Preferred over sigmoid for hidden layers.
ReLU (rectified linear unit)
If \(z\) is very large or very small, previous functions have a disadvantage that the derivative for this function becomes very small and this can slow down gradient descent algorithms.
Sometimes this is used to deal with that problem
$$\psi(z) = max(0,z)$$
Derivative is undefined for z being zero, but chances of that are very small and it can also be set to very small value.
This function is the default choice in most cases for hidden units.
Leaky ReLU
Instead of flat zero for negative \(z\) values you get a slight slope, which might work better than ReLU.
\begin{equation} \psi(z)=\begin{cases} z, & \text{if $z>0$}.\\ 0.01z, & \text{otherwise}. \end{cases} \end{equation}However, ReLU often works good enough.
Why activation function
Why do neural networks need an activation function at all?
If we changed $$a^{[1]} = \sigma^{[1]}(z^{[1]})$$ to $$a^{[1]} = z^{[1]} = W^{[1]}x^{[1]}b^{[1]}$$
we would be just calculating linear combination of input features.
If we had linear activation function or equivalently no activation function, the composition of linear functions in hidden layer (as we have multiple units) becomes also a linear function itself. This prevents us from composing more complex functions despite the depth of the network, making hidden layer useless.
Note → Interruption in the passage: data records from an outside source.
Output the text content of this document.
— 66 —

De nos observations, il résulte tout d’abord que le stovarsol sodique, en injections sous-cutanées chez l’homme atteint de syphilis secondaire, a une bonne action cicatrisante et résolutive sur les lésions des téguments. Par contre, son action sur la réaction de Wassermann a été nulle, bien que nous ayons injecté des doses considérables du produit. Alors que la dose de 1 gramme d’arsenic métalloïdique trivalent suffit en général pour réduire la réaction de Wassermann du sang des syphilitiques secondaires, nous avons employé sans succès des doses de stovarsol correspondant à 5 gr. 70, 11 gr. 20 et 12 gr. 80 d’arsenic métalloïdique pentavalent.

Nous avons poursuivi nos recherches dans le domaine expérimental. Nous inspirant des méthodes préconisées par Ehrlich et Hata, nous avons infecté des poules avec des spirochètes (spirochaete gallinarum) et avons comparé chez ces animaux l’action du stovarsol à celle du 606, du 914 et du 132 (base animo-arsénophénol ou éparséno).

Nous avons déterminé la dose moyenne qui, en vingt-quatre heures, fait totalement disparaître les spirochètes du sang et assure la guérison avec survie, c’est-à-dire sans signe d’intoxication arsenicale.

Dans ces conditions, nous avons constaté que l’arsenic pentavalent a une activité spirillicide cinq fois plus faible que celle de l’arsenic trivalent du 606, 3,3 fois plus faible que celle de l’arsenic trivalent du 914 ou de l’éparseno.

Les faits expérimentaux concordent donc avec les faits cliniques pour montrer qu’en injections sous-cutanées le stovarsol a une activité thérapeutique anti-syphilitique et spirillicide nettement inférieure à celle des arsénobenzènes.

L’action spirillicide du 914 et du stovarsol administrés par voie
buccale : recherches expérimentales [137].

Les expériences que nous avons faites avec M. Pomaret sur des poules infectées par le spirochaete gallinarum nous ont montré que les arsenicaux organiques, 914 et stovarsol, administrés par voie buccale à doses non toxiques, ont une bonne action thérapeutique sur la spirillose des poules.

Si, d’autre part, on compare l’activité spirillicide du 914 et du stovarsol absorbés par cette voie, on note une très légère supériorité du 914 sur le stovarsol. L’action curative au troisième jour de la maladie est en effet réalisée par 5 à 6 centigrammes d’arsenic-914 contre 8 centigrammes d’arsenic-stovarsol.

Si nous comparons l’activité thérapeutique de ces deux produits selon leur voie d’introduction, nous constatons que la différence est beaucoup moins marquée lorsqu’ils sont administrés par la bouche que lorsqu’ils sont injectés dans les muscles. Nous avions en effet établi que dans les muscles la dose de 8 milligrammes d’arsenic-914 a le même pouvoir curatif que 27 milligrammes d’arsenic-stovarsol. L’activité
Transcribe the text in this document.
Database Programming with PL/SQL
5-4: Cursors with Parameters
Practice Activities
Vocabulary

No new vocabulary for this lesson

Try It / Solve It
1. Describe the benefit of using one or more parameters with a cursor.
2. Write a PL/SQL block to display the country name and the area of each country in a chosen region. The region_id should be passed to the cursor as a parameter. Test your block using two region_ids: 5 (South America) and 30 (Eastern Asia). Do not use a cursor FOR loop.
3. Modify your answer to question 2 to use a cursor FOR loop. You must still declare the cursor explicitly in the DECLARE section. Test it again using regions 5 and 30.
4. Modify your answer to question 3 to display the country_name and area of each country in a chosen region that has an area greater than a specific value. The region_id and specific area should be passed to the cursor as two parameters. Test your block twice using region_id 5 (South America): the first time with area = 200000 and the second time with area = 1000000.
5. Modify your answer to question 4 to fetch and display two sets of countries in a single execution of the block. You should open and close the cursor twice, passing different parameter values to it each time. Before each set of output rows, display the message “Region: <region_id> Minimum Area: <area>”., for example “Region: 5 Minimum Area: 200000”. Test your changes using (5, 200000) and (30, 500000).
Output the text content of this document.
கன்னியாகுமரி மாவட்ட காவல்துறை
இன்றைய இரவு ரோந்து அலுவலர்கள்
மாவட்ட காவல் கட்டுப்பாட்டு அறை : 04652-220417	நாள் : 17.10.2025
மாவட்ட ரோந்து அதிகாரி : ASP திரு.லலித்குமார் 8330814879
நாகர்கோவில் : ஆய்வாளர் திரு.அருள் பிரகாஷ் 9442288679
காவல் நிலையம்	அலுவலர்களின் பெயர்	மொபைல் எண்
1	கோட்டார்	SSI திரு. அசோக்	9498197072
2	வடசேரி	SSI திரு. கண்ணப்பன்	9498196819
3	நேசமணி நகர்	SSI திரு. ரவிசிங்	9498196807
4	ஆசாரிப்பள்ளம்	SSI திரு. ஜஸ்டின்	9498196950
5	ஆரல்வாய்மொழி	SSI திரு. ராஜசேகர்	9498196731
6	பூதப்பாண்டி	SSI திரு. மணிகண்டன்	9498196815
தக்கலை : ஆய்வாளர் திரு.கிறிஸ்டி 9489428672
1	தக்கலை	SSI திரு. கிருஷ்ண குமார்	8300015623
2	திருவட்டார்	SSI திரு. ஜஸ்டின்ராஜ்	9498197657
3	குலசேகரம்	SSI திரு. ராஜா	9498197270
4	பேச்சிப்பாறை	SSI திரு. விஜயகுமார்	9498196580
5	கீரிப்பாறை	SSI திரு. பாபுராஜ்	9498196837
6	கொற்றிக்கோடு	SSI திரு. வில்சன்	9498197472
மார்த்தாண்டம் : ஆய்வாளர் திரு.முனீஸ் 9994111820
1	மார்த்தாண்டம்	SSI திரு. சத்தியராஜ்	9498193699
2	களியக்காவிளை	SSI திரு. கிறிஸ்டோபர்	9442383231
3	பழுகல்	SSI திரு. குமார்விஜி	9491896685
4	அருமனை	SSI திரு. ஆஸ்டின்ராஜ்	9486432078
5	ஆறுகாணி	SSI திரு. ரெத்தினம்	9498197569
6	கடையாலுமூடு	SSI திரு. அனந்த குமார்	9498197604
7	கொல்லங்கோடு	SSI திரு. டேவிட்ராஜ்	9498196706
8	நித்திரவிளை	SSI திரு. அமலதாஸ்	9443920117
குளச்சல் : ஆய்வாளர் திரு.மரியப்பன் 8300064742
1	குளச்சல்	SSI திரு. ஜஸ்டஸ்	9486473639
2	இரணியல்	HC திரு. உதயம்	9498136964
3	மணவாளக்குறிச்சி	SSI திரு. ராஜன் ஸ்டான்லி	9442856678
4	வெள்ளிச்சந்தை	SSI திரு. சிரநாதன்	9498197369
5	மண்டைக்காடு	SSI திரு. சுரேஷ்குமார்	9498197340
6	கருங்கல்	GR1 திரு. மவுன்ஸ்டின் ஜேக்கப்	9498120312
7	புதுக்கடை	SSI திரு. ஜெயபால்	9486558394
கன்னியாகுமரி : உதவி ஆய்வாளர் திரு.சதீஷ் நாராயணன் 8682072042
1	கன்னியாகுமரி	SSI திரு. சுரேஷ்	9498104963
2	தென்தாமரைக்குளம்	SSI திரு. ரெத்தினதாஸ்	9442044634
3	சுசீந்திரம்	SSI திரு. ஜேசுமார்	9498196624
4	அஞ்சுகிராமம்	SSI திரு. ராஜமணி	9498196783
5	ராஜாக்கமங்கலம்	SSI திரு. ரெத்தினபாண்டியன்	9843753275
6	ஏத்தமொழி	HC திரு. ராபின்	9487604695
Exception is an output layer, in which case we would be interested in solving a regression problem with \(y\) taking continues values.
Derivative of activation functions
This section just follows rules from calculus.
For Sigmoid
$$\sigma(z) = \frac{1}{1+e^{-z}}$$ from calculus we obtain slope at \(z\) $$\frac{d\sigma}{dz}\sigma(z) = \frac{1}{1+e^{-z}}(1-\frac{1}{1+e^{-z}}) = \sigma(z)(1-\sigma(z)) = a(1-a)$$
For Tanh
$$ \phi(z) = \frac{e^z - e^{-z}}{e^z + e^{-z}}$$ simplifies to $$ \frac{d\phi}{dz}= 1-\phi(z)^2 = 1-a^2$$
For ReLU
In practice people set derivative to zero, when \(z\) is zero, but chances of that happening are very small.
Random initialisation
For weights \(w\), we need to initialize them randomly, otherwise every unit will be computing the same thing, and algorithm cannot break out of symmetry.